M+E Daily

Zixi CEO: Company’s SDVP Solution is Cost-Effective and Improves Sustainability

Sustainability initiatives are important to the media and entertainment industry and they’re especially effective when developed to be financially attractive to adopt, Gordon Brooks, CEO of Zixi, said Oct. 24, during the webinar “Unleashing the Power of Zixi: The Most Cost Effective and Lowest Total Cost of Ownership in the Industry.”

During the webinar, Brooks detailed how major global media organizations are achieving the lowest total cost of ownership (TCO) in the industry with the Zixi Software-Defined Video Platform (SDVP) and Zixi protocol-based deployments that the company says are not only the most cost-effective solutions available, but also significantly improve sustainability.

Brooks described how these modern workflows are accelerating new content acquisition, new business models and opportunities to generate revenue.

Noting that Zixi’s a software platform and a software as a service (SaaS) platform, he told viewers: “We’re used by traditional broadcasters, the global media companies, sports leagues” and over-the-top (OTT) providers, among others, so a “wide variety – really anybody who’s looking to source, aggregate, manage and distribute live events or 24/7 live linear channels.”
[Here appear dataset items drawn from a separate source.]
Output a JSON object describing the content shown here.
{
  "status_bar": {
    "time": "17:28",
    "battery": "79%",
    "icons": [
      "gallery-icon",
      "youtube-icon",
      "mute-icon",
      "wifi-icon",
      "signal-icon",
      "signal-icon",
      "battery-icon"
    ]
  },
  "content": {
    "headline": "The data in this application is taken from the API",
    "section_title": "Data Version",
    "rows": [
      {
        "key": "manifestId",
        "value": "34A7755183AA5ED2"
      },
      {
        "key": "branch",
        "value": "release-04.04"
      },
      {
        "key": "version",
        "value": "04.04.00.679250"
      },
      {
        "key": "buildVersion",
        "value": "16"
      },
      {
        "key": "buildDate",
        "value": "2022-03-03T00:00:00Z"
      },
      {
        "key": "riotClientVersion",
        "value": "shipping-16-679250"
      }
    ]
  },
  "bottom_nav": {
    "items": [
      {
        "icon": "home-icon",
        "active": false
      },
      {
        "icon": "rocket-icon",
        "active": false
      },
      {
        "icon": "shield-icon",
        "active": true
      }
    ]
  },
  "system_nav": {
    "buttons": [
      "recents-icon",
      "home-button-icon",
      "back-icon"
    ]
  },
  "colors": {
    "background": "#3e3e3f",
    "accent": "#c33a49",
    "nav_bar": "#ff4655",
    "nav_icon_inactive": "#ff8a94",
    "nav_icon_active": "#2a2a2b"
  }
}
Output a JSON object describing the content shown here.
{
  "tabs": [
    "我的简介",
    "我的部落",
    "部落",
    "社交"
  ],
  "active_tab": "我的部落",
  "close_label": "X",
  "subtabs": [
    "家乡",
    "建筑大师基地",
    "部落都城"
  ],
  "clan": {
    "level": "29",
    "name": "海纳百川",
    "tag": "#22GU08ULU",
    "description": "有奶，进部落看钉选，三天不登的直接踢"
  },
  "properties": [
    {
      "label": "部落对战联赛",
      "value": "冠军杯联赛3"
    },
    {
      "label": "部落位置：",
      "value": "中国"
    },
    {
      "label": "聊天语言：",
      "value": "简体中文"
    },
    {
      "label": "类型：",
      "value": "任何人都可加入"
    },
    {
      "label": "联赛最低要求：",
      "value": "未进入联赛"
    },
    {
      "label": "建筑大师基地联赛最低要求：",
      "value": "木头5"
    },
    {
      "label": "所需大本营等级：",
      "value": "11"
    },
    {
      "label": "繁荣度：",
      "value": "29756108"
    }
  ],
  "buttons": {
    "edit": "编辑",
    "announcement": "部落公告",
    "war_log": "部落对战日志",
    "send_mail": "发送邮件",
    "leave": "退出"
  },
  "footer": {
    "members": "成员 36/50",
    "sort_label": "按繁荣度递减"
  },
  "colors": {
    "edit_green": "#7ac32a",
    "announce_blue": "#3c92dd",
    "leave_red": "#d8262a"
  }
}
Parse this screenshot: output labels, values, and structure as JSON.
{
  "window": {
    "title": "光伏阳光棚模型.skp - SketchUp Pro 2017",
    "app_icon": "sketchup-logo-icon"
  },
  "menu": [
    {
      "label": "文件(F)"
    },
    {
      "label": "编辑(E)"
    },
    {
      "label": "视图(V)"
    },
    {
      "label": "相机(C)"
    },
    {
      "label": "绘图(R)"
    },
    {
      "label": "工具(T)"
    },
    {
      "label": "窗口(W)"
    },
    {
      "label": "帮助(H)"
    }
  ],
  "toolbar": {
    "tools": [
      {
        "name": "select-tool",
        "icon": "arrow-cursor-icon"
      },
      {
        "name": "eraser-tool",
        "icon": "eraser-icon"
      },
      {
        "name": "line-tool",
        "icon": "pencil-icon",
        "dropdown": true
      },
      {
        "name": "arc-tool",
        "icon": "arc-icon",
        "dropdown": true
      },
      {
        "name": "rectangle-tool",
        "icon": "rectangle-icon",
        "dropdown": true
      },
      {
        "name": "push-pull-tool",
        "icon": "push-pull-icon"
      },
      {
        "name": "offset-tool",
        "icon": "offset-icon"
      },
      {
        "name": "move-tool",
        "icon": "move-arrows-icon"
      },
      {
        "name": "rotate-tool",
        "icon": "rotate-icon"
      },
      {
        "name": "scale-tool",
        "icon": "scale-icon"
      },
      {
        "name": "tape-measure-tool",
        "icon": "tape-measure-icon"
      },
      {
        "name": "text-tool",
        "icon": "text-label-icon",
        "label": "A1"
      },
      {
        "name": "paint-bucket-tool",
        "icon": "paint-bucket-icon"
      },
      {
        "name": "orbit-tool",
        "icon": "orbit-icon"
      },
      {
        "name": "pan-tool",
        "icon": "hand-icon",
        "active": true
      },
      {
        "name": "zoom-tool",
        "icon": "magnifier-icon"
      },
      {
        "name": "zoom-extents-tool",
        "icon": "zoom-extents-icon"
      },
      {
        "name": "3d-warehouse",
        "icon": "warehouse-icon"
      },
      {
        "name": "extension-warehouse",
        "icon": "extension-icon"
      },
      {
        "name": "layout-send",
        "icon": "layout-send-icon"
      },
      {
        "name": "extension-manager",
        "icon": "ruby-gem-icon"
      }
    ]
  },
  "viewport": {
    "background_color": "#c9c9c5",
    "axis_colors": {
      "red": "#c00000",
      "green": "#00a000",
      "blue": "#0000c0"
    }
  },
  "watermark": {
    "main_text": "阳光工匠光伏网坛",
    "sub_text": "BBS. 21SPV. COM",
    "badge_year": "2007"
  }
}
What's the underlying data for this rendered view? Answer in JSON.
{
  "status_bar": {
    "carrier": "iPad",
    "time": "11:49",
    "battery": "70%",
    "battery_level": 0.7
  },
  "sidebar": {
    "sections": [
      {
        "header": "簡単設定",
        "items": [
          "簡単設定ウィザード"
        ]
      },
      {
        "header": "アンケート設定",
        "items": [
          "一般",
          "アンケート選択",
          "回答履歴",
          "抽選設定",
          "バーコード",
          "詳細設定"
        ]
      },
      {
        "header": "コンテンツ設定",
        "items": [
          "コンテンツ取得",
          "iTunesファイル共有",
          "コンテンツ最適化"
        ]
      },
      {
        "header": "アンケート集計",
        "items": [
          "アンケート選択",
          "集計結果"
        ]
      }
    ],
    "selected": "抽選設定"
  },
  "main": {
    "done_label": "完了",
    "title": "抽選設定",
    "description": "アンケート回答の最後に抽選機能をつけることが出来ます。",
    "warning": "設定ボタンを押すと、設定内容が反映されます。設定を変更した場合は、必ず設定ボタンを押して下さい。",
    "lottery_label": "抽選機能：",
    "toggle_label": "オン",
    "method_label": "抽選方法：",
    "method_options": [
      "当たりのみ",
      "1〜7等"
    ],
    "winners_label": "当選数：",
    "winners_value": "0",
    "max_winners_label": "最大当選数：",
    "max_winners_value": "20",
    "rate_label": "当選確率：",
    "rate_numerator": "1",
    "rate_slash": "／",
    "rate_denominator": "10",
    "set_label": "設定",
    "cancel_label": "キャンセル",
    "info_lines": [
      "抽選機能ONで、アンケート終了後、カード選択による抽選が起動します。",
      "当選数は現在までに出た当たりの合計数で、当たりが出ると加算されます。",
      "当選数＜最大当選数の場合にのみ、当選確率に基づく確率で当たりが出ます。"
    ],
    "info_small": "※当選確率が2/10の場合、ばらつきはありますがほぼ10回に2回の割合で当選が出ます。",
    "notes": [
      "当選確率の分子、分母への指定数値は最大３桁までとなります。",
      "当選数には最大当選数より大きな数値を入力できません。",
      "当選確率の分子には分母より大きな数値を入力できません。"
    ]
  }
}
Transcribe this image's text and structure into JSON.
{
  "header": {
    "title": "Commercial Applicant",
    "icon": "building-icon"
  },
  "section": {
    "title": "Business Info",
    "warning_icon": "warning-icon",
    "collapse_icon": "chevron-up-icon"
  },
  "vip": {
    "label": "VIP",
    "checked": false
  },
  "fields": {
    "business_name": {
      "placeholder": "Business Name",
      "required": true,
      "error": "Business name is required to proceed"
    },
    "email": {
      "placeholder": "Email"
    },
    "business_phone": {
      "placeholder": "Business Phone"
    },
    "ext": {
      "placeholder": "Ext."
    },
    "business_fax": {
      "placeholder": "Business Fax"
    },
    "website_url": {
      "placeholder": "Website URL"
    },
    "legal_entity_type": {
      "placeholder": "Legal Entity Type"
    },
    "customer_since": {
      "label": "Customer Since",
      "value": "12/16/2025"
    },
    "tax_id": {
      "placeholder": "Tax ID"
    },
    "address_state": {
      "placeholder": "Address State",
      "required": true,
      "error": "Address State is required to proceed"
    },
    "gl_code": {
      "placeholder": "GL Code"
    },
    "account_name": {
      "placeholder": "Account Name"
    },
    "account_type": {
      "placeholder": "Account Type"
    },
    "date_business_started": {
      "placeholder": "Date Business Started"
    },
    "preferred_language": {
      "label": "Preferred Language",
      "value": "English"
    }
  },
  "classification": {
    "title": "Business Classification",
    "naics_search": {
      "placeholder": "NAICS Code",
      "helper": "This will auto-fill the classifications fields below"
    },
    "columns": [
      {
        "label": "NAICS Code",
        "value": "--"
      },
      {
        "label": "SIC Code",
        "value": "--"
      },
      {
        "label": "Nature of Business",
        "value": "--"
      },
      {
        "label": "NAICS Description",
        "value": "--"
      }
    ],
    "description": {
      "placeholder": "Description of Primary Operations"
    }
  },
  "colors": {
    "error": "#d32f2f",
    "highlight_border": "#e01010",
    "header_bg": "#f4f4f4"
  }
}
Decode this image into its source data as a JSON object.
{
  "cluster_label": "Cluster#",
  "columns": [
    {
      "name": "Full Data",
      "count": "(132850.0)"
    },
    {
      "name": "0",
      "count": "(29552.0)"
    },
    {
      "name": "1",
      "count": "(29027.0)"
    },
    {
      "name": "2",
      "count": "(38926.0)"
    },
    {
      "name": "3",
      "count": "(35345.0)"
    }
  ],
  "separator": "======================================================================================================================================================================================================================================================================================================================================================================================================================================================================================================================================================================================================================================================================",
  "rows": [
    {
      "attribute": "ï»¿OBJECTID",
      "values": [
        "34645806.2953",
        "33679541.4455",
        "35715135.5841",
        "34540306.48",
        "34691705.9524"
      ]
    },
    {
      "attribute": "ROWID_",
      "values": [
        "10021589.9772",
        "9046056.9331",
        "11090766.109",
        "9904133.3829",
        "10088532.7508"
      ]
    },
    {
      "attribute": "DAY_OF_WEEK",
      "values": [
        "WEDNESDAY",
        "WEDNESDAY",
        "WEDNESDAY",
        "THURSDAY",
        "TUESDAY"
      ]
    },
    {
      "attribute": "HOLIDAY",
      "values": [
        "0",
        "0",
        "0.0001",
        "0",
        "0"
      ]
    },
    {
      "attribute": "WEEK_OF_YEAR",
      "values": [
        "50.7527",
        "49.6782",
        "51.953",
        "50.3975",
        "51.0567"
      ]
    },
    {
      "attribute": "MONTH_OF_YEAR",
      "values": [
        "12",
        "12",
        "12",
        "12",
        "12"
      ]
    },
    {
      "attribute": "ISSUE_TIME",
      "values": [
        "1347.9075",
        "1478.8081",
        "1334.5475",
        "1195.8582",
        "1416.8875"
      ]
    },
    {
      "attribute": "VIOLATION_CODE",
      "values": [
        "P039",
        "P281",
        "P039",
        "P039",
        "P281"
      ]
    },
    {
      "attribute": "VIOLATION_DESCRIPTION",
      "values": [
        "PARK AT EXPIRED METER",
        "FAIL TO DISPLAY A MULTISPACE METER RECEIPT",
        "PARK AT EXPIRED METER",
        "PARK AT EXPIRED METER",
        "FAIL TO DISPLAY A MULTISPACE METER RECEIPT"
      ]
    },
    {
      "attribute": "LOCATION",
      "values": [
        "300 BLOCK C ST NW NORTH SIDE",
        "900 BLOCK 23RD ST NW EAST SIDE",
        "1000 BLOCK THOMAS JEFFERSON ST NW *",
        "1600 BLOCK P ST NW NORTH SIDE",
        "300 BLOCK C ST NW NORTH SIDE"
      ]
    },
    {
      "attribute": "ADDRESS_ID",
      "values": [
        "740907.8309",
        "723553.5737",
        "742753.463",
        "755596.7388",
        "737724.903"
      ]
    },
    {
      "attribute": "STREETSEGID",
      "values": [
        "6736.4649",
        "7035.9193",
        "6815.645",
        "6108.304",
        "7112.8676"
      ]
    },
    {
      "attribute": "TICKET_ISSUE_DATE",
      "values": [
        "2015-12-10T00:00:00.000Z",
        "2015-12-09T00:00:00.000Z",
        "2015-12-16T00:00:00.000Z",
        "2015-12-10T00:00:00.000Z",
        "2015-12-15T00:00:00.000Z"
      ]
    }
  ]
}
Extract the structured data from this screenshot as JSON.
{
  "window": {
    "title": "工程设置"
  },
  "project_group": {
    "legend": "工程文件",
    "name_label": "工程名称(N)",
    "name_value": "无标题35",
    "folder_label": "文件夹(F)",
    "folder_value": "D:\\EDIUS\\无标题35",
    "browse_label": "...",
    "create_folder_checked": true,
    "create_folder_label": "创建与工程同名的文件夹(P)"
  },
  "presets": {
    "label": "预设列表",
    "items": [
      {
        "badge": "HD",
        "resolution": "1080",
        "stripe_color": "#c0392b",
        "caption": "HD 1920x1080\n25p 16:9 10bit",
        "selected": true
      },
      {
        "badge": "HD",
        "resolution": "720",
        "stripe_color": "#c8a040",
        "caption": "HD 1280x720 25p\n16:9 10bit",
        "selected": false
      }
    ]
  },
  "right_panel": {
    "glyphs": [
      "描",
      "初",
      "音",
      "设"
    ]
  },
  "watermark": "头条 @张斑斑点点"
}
Zixi’s solution is “all about live,” he said, noting it can be used “across really any network.”

The company supports 18 protocols, he pointed out. “Although there’s some real advantages to the Zixi protocol … we support pretty much any industry” protocols, which he said, “future proofs our platform.”

Zixi’s solution has also been integrated and is available in the marketplaces of “all the major cloud providers,” along with several tier-two providers,” he said.

Also, we can “pretty much support any edge device,” he said, noting “we have over 400 integrated partners, so pretty much anything out there that is moving live or live linear — you know, broadcast quality content, already has Zixi integrated into it.”

Protocols, however, are “really just a portion of what we do and, if anybody’s going to do live video, then it’s going to require some sort of media server,” he told viewers.

“There’s also performance requirements,” he pointed out. For example: “How do you manage congestion and distance and jitter?”

In addition, he said, “there’s reach requirements: Are you single cloud, on-prem, multi-cloud?” Are you using application programming interfaces (APIs)? “Can you auto scale?”

Zixi customers include Amazon Prime, Apple TV, Fubo, Hulu, Paramount, Roku, Sling, Warner Brothers Discovery and YouTube, he noted. “And then, with over 400 partners, it bridges the gap between playout player, playout companies” and service providers including Comcast Technology Solutions, as well as the makers of encoders, decoders, editing software, watermark software and monitoring software to “provide a complete ecosystem that already has Zixi plugged in and integrated.”

Zixi’s solution is “typically about half the cost of satellite when you take all the costs put together,” he went on to say.

Although the “lowest TCO does not necessarily have cost reductions as metric number one, it’s important,” he said. “The cost of migration, analysis, inventory, cost of getting confidence, changing processes: Those are all significant. But … it’s lost opportunities, lost market capabilities that are just key, which we hear a lot from our customers.”

Then come the “intangibles” that he said are “indirect costs and opportunities that are made capable to see TCO analysis, but sometimes they’re not captured.”

One significant thing to keep in mind is that “TCO is not a onetime thing,” he said. “It really needs to be a living, breathing thing…. When I talk to Sky or SiriusXM or Bloomberg or any of our customers,” they will ask: “Why is this cost up?” Why is that cost up?” And you have to remind them [it’s] because we took these other costs down because we took advantage of these other opportunities. So it’s something that really needs to be updated and kept alive and used as a tool to manage expectations within corporations.”

What is most important is monetization, followed by “quality of service and quality of experience because that drives monetization,” he said. Cheaper does not always translate to a good business decision, he noted, explaining: “If it’s inexpensive to acquire but it doesn’t get you to monetization because it’s expensive to run and the quality of service and experience is not great, and you don’t get monetization, you made a very bad choice.”